Let's first tackle the audio quality issue. Every single audio file played over the phone (PSTN or VOIP) must be encoded at 8Khz 8-bit u-law audio. In order for our IVR servers to start playing a high quality mp3 file we first have to download the file from your IVR server, convert it to a wav file, downsample the file to 8Khz, and then convert it to 8-bit u-law audio. Since what is playing over the phone is an 8Khz 8bit u-law audio file, if you are able to hear any difference between a ulaw file and an mp3 file when calling into our IVR platform it is because your audio conversion process is introducing artifacts that our IVR platform does not. Most often downsampling is the biggest source of audio quality issues. The best way to avoid this is to have all audio be recorded directly at 8Khz.
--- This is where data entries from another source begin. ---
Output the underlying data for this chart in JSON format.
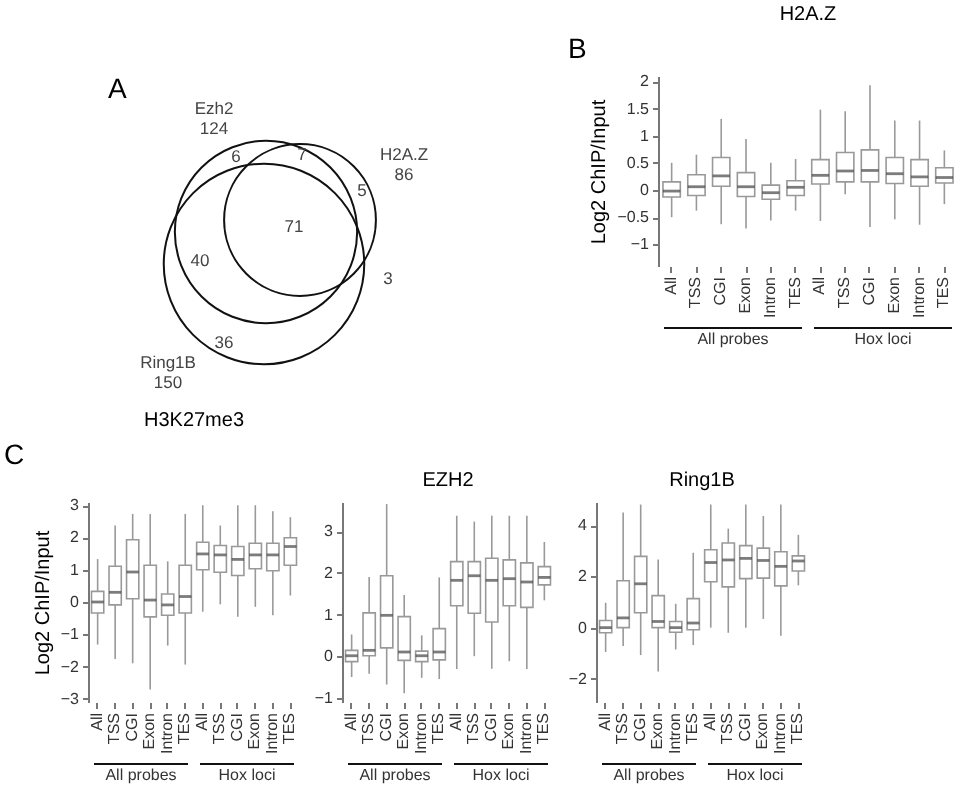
{
  "chart_data": [
    {
      "type": "other",
      "categories": [
        "Ezh2",
        "H2A.Z",
        "Ring1B"
      ],
      "values": [
        124,
        86,
        150
      ],
      "data_labels": true,
      "annotations": [
        "A",
        "6",
        "7",
        "5",
        "71",
        "40",
        "3",
        "36"
      ]
    },
    {
      "type": "box",
      "title": "H2A.Z",
      "ylabel": "Log2 ChIP/Input",
      "categories": [
        "All",
        "TSS",
        "CGI",
        "Exon",
        "Intron",
        "TES",
        "All",
        "TSS",
        "CGI",
        "Exon",
        "Intron",
        "TES"
      ],
      "ylim": [
        -1.4,
        2.1
      ],
      "yticks": [
        -1,
        -0.5,
        0,
        0.5,
        1,
        1.5,
        2
      ],
      "annotations": [
        "B",
        "All probes",
        "Hox loci"
      ],
      "boxes": [
        {
          "low": -0.5,
          "q1": -0.13,
          "median": -0.02,
          "q3": 0.15,
          "high": 0.5
        },
        {
          "low": -0.38,
          "q1": -0.1,
          "median": 0.06,
          "q3": 0.28,
          "high": 0.65
        },
        {
          "low": -0.63,
          "q1": 0.07,
          "median": 0.26,
          "q3": 0.6,
          "high": 1.31
        },
        {
          "low": -0.71,
          "q1": -0.12,
          "median": 0.06,
          "q3": 0.32,
          "high": 0.94
        },
        {
          "low": -0.56,
          "q1": -0.17,
          "median": -0.05,
          "q3": 0.09,
          "high": 0.5
        },
        {
          "low": -0.38,
          "q1": -0.1,
          "median": 0.05,
          "q3": 0.17,
          "high": 0.57
        },
        {
          "low": -0.57,
          "q1": 0.11,
          "median": 0.27,
          "q3": 0.56,
          "high": 1.48
        },
        {
          "low": -0.08,
          "q1": 0.15,
          "median": 0.35,
          "q3": 0.69,
          "high": 1.45
        },
        {
          "low": -0.68,
          "q1": 0.15,
          "median": 0.36,
          "q3": 0.74,
          "high": 1.93
        },
        {
          "low": -0.54,
          "q1": 0.12,
          "median": 0.3,
          "q3": 0.6,
          "high": 1.28
        },
        {
          "low": -0.64,
          "q1": 0.07,
          "median": 0.24,
          "q3": 0.56,
          "high": 1.28
        },
        {
          "low": -0.26,
          "q1": 0.13,
          "median": 0.23,
          "q3": 0.41,
          "high": 0.73
        }
      ]
    },
    {
      "type": "box",
      "title": "H3K27me3",
      "ylabel": "Log2 ChIP/Input",
      "categories": [
        "All",
        "TSS",
        "CGI",
        "Exon",
        "Intron",
        "TES",
        "All",
        "TSS",
        "CGI",
        "Exon",
        "Intron",
        "TES"
      ],
      "ylim": [
        -3.1,
        3.1
      ],
      "yticks": [
        -3,
        -2,
        -1,
        0,
        1,
        2,
        3
      ],
      "annotations": [
        "C",
        "All probes",
        "Hox loci"
      ],
      "boxes": [
        {
          "low": -1.32,
          "q1": -0.34,
          "median": 0,
          "q3": 0.33,
          "high": 1.33
        },
        {
          "low": -1.77,
          "q1": -0.09,
          "median": 0.3,
          "q3": 1.11,
          "high": 2.37
        },
        {
          "low": -1.9,
          "q1": 0.1,
          "median": 0.93,
          "q3": 1.93,
          "high": 2.73
        },
        {
          "low": -2.71,
          "q1": -0.46,
          "median": 0.06,
          "q3": 1.14,
          "high": 2.73
        },
        {
          "low": -1.35,
          "q1": -0.41,
          "median": -0.09,
          "q3": 0.25,
          "high": 1.26
        },
        {
          "low": -1.94,
          "q1": -0.34,
          "median": 0.17,
          "q3": 1.14,
          "high": 2.73
        },
        {
          "low": -0.3,
          "q1": 1.0,
          "median": 1.49,
          "q3": 1.85,
          "high": 3
        },
        {
          "low": -0.07,
          "q1": 0.92,
          "median": 1.46,
          "q3": 1.75,
          "high": 2.37
        },
        {
          "low": -0.46,
          "q1": 0.82,
          "median": 1.32,
          "q3": 1.72,
          "high": 3
        },
        {
          "low": -0.15,
          "q1": 1.03,
          "median": 1.46,
          "q3": 1.82,
          "high": 3
        },
        {
          "low": -0.41,
          "q1": 0.97,
          "median": 1.46,
          "q3": 1.82,
          "high": 2.81
        },
        {
          "low": 0.2,
          "q1": 1.14,
          "median": 1.72,
          "q3": 1.99,
          "high": 2.63
        }
      ]
    },
    {
      "type": "box",
      "title": "EZH2",
      "categories": [
        "All",
        "TSS",
        "CGI",
        "Exon",
        "Intron",
        "TES",
        "All",
        "TSS",
        "CGI",
        "Exon",
        "Intron",
        "TES"
      ],
      "ylim": [
        -1.1,
        3.7
      ],
      "yticks": [
        -1,
        0,
        1,
        2,
        3
      ],
      "annotations": [
        "All probes",
        "Hox loci"
      ],
      "boxes": [
        {
          "low": -0.5,
          "q1": -0.13,
          "median": 0.01,
          "q3": 0.14,
          "high": 0.52
        },
        {
          "low": -0.42,
          "q1": 0.01,
          "median": 0.14,
          "q3": 1.04,
          "high": 1.9
        },
        {
          "low": -0.68,
          "q1": 0.2,
          "median": 0.98,
          "q3": 1.93,
          "high": 3.65
        },
        {
          "low": -0.89,
          "q1": -0.1,
          "median": 0.1,
          "q3": 0.95,
          "high": 1.47
        },
        {
          "low": -0.52,
          "q1": -0.13,
          "median": 0.01,
          "q3": 0.12,
          "high": 0.5
        },
        {
          "low": -0.55,
          "q1": -0.09,
          "median": 0.1,
          "q3": 0.66,
          "high": 1.89
        },
        {
          "low": -0.31,
          "q1": 1.21,
          "median": 1.82,
          "q3": 2.27,
          "high": 3.37
        },
        {
          "low": 0,
          "q1": 1.03,
          "median": 1.93,
          "q3": 2.27,
          "high": 3.23
        },
        {
          "low": -0.3,
          "q1": 0.82,
          "median": 1.82,
          "q3": 2.35,
          "high": 3.37
        },
        {
          "low": -0.12,
          "q1": 1.21,
          "median": 1.86,
          "q3": 2.31,
          "high": 3.37
        },
        {
          "low": -0.31,
          "q1": 1.17,
          "median": 1.78,
          "q3": 2.24,
          "high": 3.37
        },
        {
          "low": 1.34,
          "q1": 1.71,
          "median": 1.89,
          "q3": 2.15,
          "high": 2.74
        }
      ]
    },
    {
      "type": "box",
      "title": "Ring1B",
      "categories": [
        "All",
        "TSS",
        "CGI",
        "Exon",
        "Intron",
        "TES",
        "All",
        "TSS",
        "CGI",
        "Exon",
        "Intron",
        "TES"
      ],
      "ylim": [
        -2.9,
        4.9
      ],
      "yticks": [
        -2,
        0,
        2,
        4
      ],
      "annotations": [
        "All probes",
        "Hox loci"
      ],
      "boxes": [
        {
          "low": -0.95,
          "q1": -0.2,
          "median": 0,
          "q3": 0.28,
          "high": 0.97
        },
        {
          "low": -0.72,
          "q1": 0,
          "median": 0.38,
          "q3": 1.83,
          "high": 4.49
        },
        {
          "low": -1.07,
          "q1": 0.58,
          "median": 1.71,
          "q3": 2.78,
          "high": 4.8
        },
        {
          "low": -1.71,
          "q1": 0,
          "median": 0.24,
          "q3": 1.25,
          "high": 2.66
        },
        {
          "low": -0.85,
          "q1": -0.18,
          "median": 0,
          "q3": 0.24,
          "high": 0.93
        },
        {
          "low": -0.68,
          "q1": -0.08,
          "median": 0.18,
          "q3": 1.13,
          "high": 2.92
        },
        {
          "low": 0,
          "q1": 1.79,
          "median": 2.54,
          "q3": 3.04,
          "high": 4.8
        },
        {
          "low": -0.2,
          "q1": 1.59,
          "median": 2.64,
          "q3": 3.3,
          "high": 3.86
        },
        {
          "low": 0,
          "q1": 1.91,
          "median": 2.7,
          "q3": 3.2,
          "high": 4.8
        },
        {
          "low": 0.34,
          "q1": 1.93,
          "median": 2.62,
          "q3": 3.1,
          "high": 4.35
        },
        {
          "low": -0.32,
          "q1": 1.63,
          "median": 2.39,
          "q3": 2.96,
          "high": 4.8
        },
        {
          "low": 1.65,
          "q1": 2.21,
          "median": 2.6,
          "q3": 2.8,
          "high": 3.62
        }
      ]
    }
  ]
}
If you do have preexisting audio files that need to be downsampled the software utility SoX performs high quality conversions.
Due to this fetch/convert/downsample/convert process, by using mp3 files you are creating the worst case scenario possible for audio latency. Encoding your audio as 8Khz 8bit u-law will give you the lowest possible latency with minimal file sizes and no conversion process. If low latency is your primary concern then mp3s should never be used.
Regarding caching, what you stated is not entirely accurate. The caching system is designed to minimize fetch latency for frequently used files, and there is a substantial amount of drive space given to each server to minimize exercising infrequently used files. However, there are no guarantees that all of your audio files will be stored in all of our server caches at all times. You are on a multi-server shared system that caches other customers files as well. If you call into a server and the next audio file that needs to be played is either not in the cache or has been expired from the cache then that server will fetch and cache your audio file.
The best way to minimize latency is to follow the audio format mentioned above and to make sure you set the IVR global property ,"audiomaxage
" to the highest possible value (currently 604800) in all of your documents. This will minimize latency for audio files not yet cached and tell the cache to only refetch the files that are more than a week old.